Botanical gardens may seem boring, and not adventurous, but I like them. Especially the ones in Townsville (we have three) where pretty much anything grows. A few bored weekends ago, Andy and I took a walk up to the Anderson Park Botanical Gardens, which is ironically the one closest to us and the one we have been to least.
According to the pamphlets, there is a Tropical Fruit Orchard somewhere amidst the plantings, but on our previous visit we didn't manage to locate it. So we made it our mission on this trip to find the damn orchard and bring some fruit home.
First, we had to make our way through the Cape York section of the park, which was dark and jungly and quiet, but full of biting mosquitoes.
Then we moved on to the lakes, which are quite shallow but host lots of small fishes and piles of ducks, ibises, and other peculiar water birds.
From there, we made our way through the trees and across the grass and eventually found ourselves standing under a pummelo tree. Snooping a bit further, we found confirmation that our mission was accomplished.

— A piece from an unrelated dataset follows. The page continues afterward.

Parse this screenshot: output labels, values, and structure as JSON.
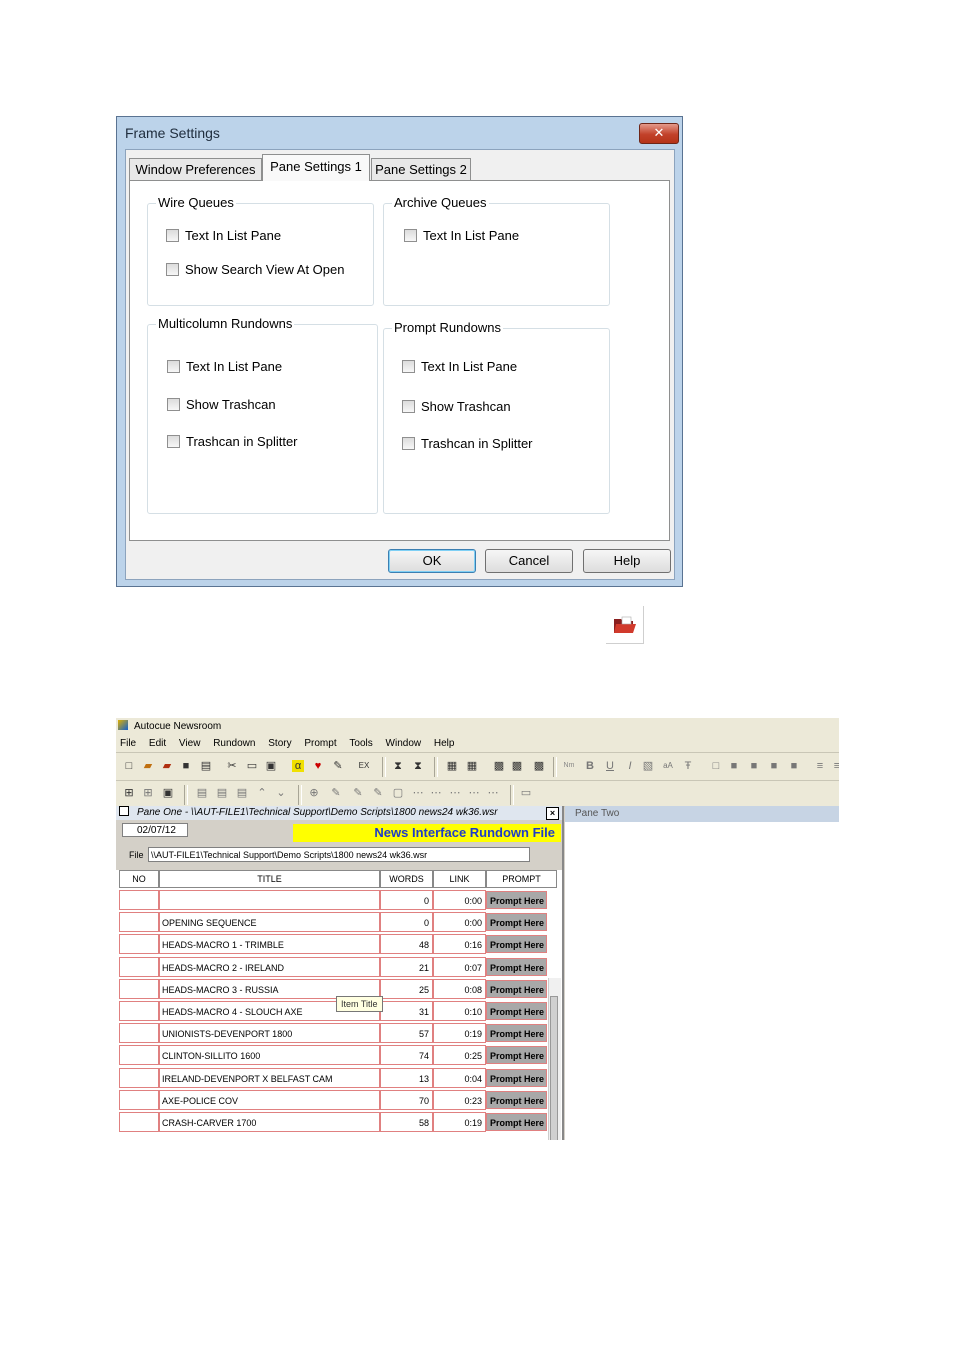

There were lots of trees around -- every kind of citrus, custard apples, sapotes, Australian natives, exotics, bananas, etc. I didn't get photos of any of the trees because I was too busy protecting myself from mozzies. A lot of them were not labelled, which is a bit sneaky. And even more of them were not in fruit -- apparently autumn isn't the best time to go scavenging for tropical fruit. However, we did not go home empty handed.
Here you see our haul -- the big one is a pummelo, the dark ones are Burdekin Plums (a local bush food). The lighter coloured greenies to the right of the plums are canistels. Below them, two lemonades (we thought they were lemons, as they were unlabelled, but on juicing realised our stroke of good fortune). At the centre/bottom of the photo is a Mitchell River Lime, and the group of five are regular (Tahitian?) limes.
We googled the burdekin plums, having never heard of them before, and found out that we should put them in a paper bag in a dark place to soften before eating. Apparently they don't ripen on the trees and shouldn't be eaten straight away. So we did this, checking them periodically. But, before they softened, they moulded. Ew.
The Mitchell River Lime was another unknown, and we googled and googled but came up with nothing. So we cut it open, out of curiousity. It oozed a big pile of sticky, bright yellow sap, and went straight into the bin. Boo.
The limes and lemonades were good, if not very juicy, and saved us a few dollars, so the trip wasn't a total waste. Plus, we managed to succeed at the two canistels. They get very soft and yellow when they are ripe.
Later, Andy made smoothies with one of the canistels, which enhanced its sweetness and was far more pleasant.
Regardless of all the fails we had with our fruit, it was still a fun adventure -- scavenging our own food felt pretty badass (though I'm fairly certain it's not illegal, otherwise why would they advertise that it's an orchard?). Now that we know where it is, we'll be going back to see what else comes into season.